Par Bertrand Fitoussi
Romain Gary qui publie sous le nom d’Emile Ajar et qui obtient deux fois le Goncourt, Philip Roth qui n’a écrit aucun de ses romans: ces impostures sont des plaisanteries d’écoliers comparées au remplacement de Milan Kundera par un sosie.
Racontons les mille rebondissements de cette incroyable histoire, qui vont nous entraîner de Tbilissi à Prague, en passant par Saint Germain des Prés, Fort de France, Tel Aviv, Brest, Berlin, Moscou et le Stade de France.
1984, l’année où tout se joue
Début 1984, « l’Insoutenable légèreté de l’être » débarque en librairie. Invité vedette d’Apostrophes, Kundera séduit Pivot, la France, le monde entier. Un très grand auteur est révélé à la planète, avec une œuvre romanesque déjà immense.

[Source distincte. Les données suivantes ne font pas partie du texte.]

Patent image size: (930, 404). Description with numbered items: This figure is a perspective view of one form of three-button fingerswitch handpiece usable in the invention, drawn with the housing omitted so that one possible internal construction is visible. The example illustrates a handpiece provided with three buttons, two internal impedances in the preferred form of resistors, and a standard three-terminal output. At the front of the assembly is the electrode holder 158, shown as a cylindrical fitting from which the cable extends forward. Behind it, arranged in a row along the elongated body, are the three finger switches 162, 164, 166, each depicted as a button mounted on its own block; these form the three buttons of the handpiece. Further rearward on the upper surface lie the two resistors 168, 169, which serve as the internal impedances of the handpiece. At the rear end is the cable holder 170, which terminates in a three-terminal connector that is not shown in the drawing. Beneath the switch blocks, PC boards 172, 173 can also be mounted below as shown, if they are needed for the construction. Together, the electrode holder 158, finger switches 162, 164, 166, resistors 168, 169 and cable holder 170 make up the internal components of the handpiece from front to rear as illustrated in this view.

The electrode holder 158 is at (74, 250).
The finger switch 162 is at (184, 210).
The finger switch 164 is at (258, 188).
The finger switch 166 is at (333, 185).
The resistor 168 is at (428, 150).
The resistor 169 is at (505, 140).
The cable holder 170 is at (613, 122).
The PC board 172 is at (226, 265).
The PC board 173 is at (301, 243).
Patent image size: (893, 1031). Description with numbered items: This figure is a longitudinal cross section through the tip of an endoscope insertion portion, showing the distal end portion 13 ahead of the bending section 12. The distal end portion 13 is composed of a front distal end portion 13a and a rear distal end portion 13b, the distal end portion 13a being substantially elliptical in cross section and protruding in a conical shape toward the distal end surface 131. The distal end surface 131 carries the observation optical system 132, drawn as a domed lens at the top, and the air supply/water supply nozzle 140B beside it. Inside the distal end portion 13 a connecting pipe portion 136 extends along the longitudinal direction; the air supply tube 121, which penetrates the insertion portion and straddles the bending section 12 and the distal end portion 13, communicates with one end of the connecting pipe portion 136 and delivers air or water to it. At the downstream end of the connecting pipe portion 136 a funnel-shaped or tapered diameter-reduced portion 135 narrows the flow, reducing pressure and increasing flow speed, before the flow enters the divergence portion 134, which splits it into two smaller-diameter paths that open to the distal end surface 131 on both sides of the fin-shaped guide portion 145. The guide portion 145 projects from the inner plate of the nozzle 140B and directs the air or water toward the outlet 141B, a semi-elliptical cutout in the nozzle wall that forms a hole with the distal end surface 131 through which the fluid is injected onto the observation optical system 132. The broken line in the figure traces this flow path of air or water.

Il a quitté la Tchécoslovaquie en 1974 pour se réfugier en France. Il habite à Paris.
Platini aussi
Printemps 1984. Les bleus de Michel Hidalgo, Platini, Giresse, Tigana et Bats, triomphent lors de l’Euro organisé en France. Le ballon d’or Michel Platini a marqué 9 buts en 5 matchs, du gauche, du droit, de la tête. Platini, génie, Platini, meilleur joueur du monde. La France est tout en haut.
Opération secrète « Vincent », le rôle clé de la RDA
La France, ce pays arrogant et jalousé, ne peut posséder le meilleur joueur de football du monde, être champion d’Europe, et, en plus, accueillir le plus grand écrivain du monde.
Trop c’est trop pour les puissances étrangères.
Dans une réunion secrète à Tbilissi au mois d’août 1984 (pourquoi Tbilissi, nous ne le saurons jamais), les soviétiques obtiennent de la CIA qu’elle ne s’oppose pas à l’opération « Vincent ».
Pourquoi ce choix du nom « Vincent »? Plusieurs versions s’affrontent. Certains prétendent que « Vincent, François, Paul et les autres » était un film apprécié derrière le rideau de fer. Mais alors pourquoi pas François ou Paul? D’autres qu’il s’agit d’un clin d’œil à David Vincent, vous savez celui qui avait vu les extraterrestres prendre forme humaine, dans la série « Les Envahisseurs ». Mais dans ce cas, pourquoi pas David? Ce mystère reste à éclaircir.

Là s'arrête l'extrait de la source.